Here is what I am trying:


select
        COALESCE(
                labor_cost_sum_view.proj_no ,
                material_cost_sum_view.proj_no ,
                expense_report_cost_sum_view.proj_no
        )
AS
        proj_no ,
        labor_cost_sum_view.labor_cost_sum ,
        material_cost_sum_view.mtrl_cost ,
        expense_report_cost_sum_view.burdened_cost ,
                coalesce( labor_cost_sum_view.labor_cost_sum, 0)
                +
                coalesce(material_cost_sum_view.mtrl_cost, 0)
                +
                coalesce(expense_report_cost_sum_view.burdened_cost, 0)
from
        labor_cost_sum_view
full join    material_cost_sum_view  on
        material_cost_sum_view.proj_no = labor_cost_sum_view.proj_no
full join    expense_report_cost_sum_view  on
        expense_report_cost_sum_view.proj_no = labor_cost_sum_view.proj_no
;


Having simplified things a bunch, and removing casts and aliases etc.
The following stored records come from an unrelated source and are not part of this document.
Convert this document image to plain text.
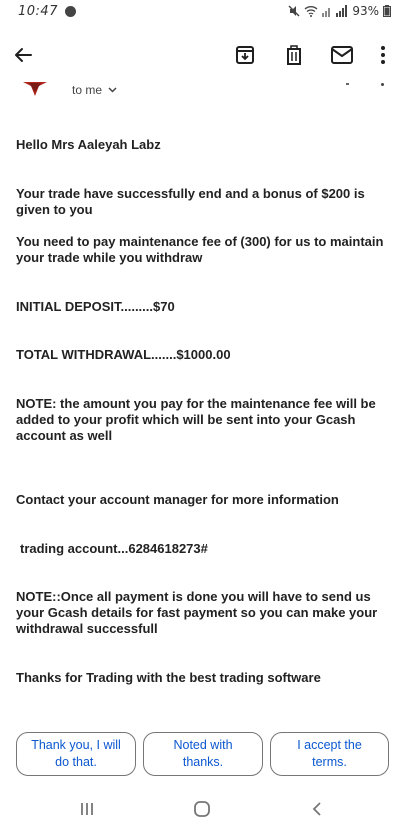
10:47	93%
to me
Hello Mrs Aaleyah Labz
Your trade have successfully end and a bonus of $200 is given to you
You need to pay maintenance fee of (300) for us to maintain your trade while you withdraw
INITIAL DEPOSIT.........$70
TOTAL WITHDRAWAL.......$1000.00
NOTE: the amount you pay for the maintenance fee will be added to your profit which will be sent into your Gcash account as well
Contact your account manager for more information
trading account...6284618273#
NOTE::Once all payment is done you will have to send us your Gcash details for fast payment so you can make your withdrawal successfull
Thanks for Trading with the best trading software
Thank you, I will do that.
Noted with thanks.
I accept the terms.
But here is what I am getting as a result set:

proj_no | labor_cost_sum | mtrl_cost | burdened_cost |    ?column?   
---------+----------------+-----------+---------------+----------------
      45 |  3133.17500000 | 5394.6800 |   2564.980000 | 11092.83500000
     764 |   810.75000000 | 7249.4800 |               | 8060.23000000
     789 |  7015.57500000 |           |               | 7015.57500000
        7456 |                | 4007.3000 |               | 4007.3000
          33 |                |           |    241.380000 | 241.380000
        7456 |                |           | 1747.110000   | 1747.110000
(6 row

Note that project number 7456 appears in 2 rows.

-- 

If you look at 7456, it has data in your 2nd and 3rd tables (material & expense/burdened), but not the 1st (labor).  So the first two tables (labor & material) get joined for the first row you see there.  Then you are joining the 3rd table (expense) to this join on:

expense_report_cost_sum_view.proj_no = labor_cost_sum_view.proj_no

But there is no labor_cost_sum_view.proj_no for 7456.  So the join doesn't match, and you're getting a separate row for the expense column.

In the example I gave, the 1st two IDs were coalesced:

FULL JOIN t3 ON (COALESCE(t1.id,t2.id)=t3.id)

Which in your case would translate to:

full join    expense_report_cost_sum_view  on
        (expense_report_cost_sum_view.proj_no = COALESCE(labor_cost_sum_view.proj_no,material_cost_sum_view.proj_no))

For 7456, the coalesce will yield the 7456 that would then join to your expense row.

Also, FWIW, since your proj_no that you are matching on is the same in all tables, you can join with USING instead.  Aside from being a little simpler to write out, you also end up with only one proj_no column instead of 3, and avoids the need to coalesce them as you are doing in the select.